Aunque sin lugar a dudas a lo largo de la historia y el desarrollo de la vida en las sociedades patriarcales el sobajamiento a la mujer como género es innegable y ha derivado en degradaciones, discriminación y violencia verdaderamente marcados, lo cierto es que la existencia de una vida marcada por el sexismo resulta en discriminación e imposición de roles para todo el mundo: mujeres, hombres y personas de género (biológico o psicológico) indefinido, intermedio o distinto a los dos anteriores.

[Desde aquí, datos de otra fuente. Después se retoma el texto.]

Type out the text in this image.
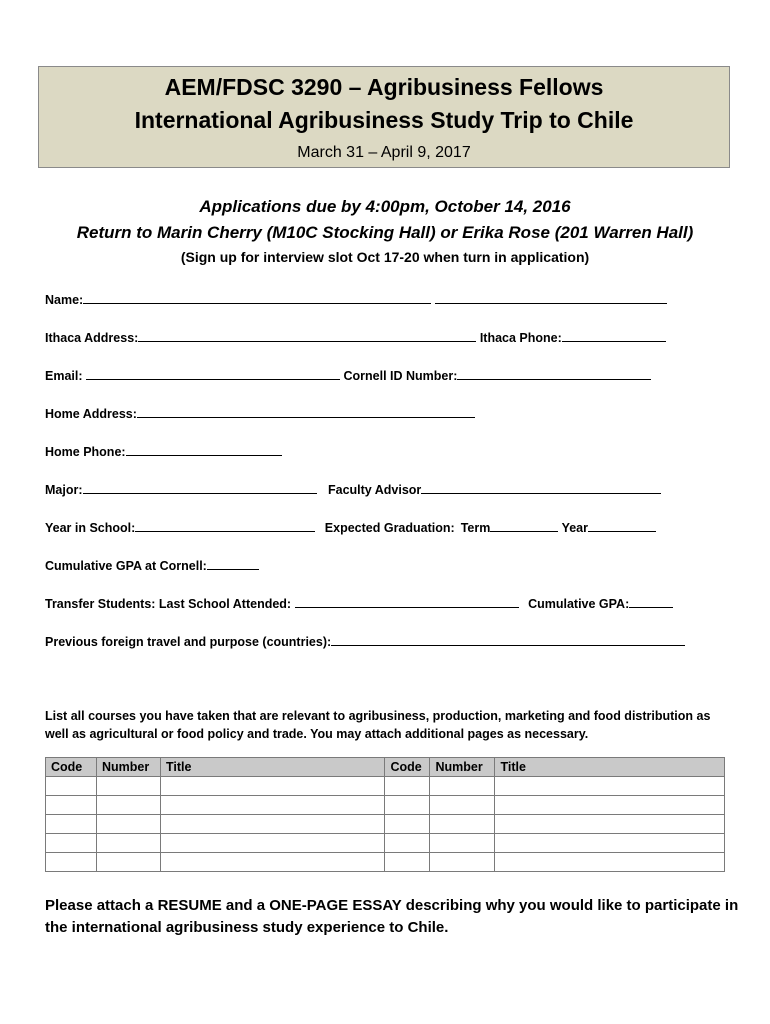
AEM/FDSC 3290 – Agribusiness Fellows
International Agribusiness Study Trip to Chile
March 31 – April 9, 2017
Applications due by 4:00pm, October 14, 2016
Return to Marin Cherry (M10C Stocking Hall) or Erika Rose (201 Warren Hall)
(Sign up for interview slot Oct 17-20 when turn in application)
Name:
Ithaca Address:	Ithaca Phone:
Email:	Cornell ID Number:
Home Address:
Home Phone:
Major:	Faculty Advisor
Year in School:	Expected Graduation: Term	Year
Cumulative GPA at Cornell:
Transfer Students: Last School Attended:	Cumulative GPA:
Previous foreign travel and purpose (countries):
List all courses you have taken that are relevant to agribusiness, production, marketing and food distribution as well as agricultural or food policy and trade. You may attach additional pages as necessary.
Code	Number	Title	Code	Number	Title

Please attach a RESUME and a ONE-PAGE ESSAY describing why you would like to participate in the international agribusiness study experience to Chile.
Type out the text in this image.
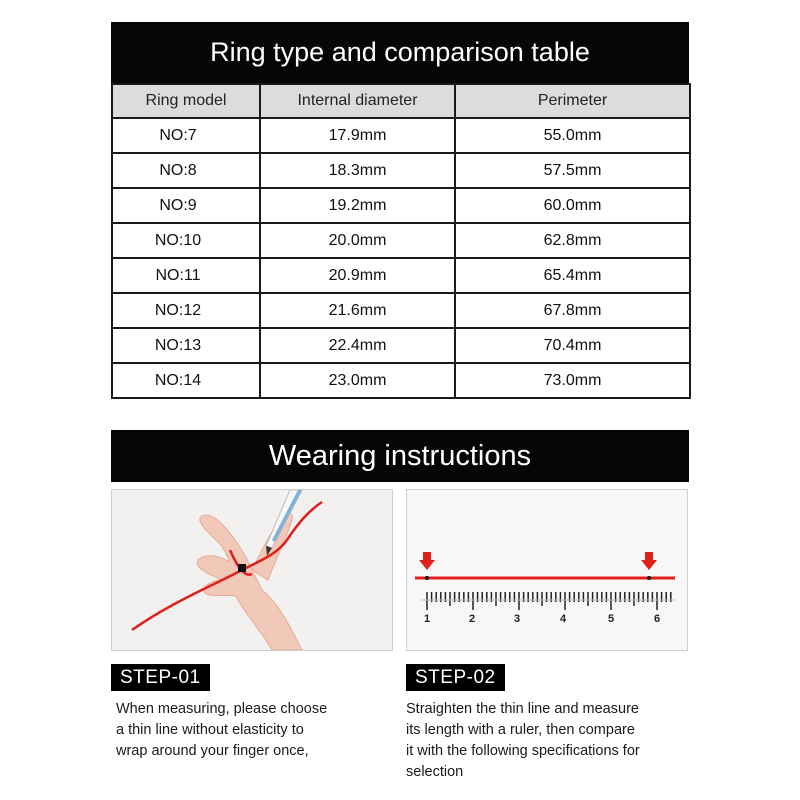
Ring type and comparison table
Ring model	Internal diameter	Perimeter
NO:7	17.9mm	55.0mm
NO:8	18.3mm	57.5mm
NO:9	19.2mm	60.0mm
NO:10	20.0mm	62.8mm
NO:11	20.9mm	65.4mm
NO:12	21.6mm	67.8mm
NO:13	22.4mm	70.4mm
NO:14	23.0mm	73.0mm
Wearing instructions
1	2	3	4	5	6
STEP-01	STEP-02
When measuring, please choose
a thin line without elasticity to
wrap around your finger once,
Straighten the thin line and measure
its length with a ruler, then compare
it with the following specifications for
selection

La lucha contra el sexismo va de lo obvio a lo sutil: del «no golpees o violes a una mujer, ella tiene tus mismos derechos» al montón de frases, acciones y mentalidades del imaginario social que pasamos por alto todos los días y que conforman la base misma del sexismo y que son incluso más urgentes e importantes; después de todo, no todos los hombres golpean a las mujeres…pero cuando comienzas a descubrir y luchar contra el sexismo desde su raíz es cuando encuentras comportamientos cada vez más inconcientes e intrínsecos a la sociedad misma.

Tengo unos cuantos días pensando en el tema, pero hoy casualmente escuché en el trabajo en la conversación de alguien cercano a mí la espantosa y lamentablemente conocida frase «El hombre llega hasta donde la mujer quiere» y me parece que es el perfecto ejemplo de estos tipos de sexismo: el doble (que afecta a ambos géneros) y el sutil (el que no es notable a simple vista y atañe a la idiosincrasia misma de la sociedad)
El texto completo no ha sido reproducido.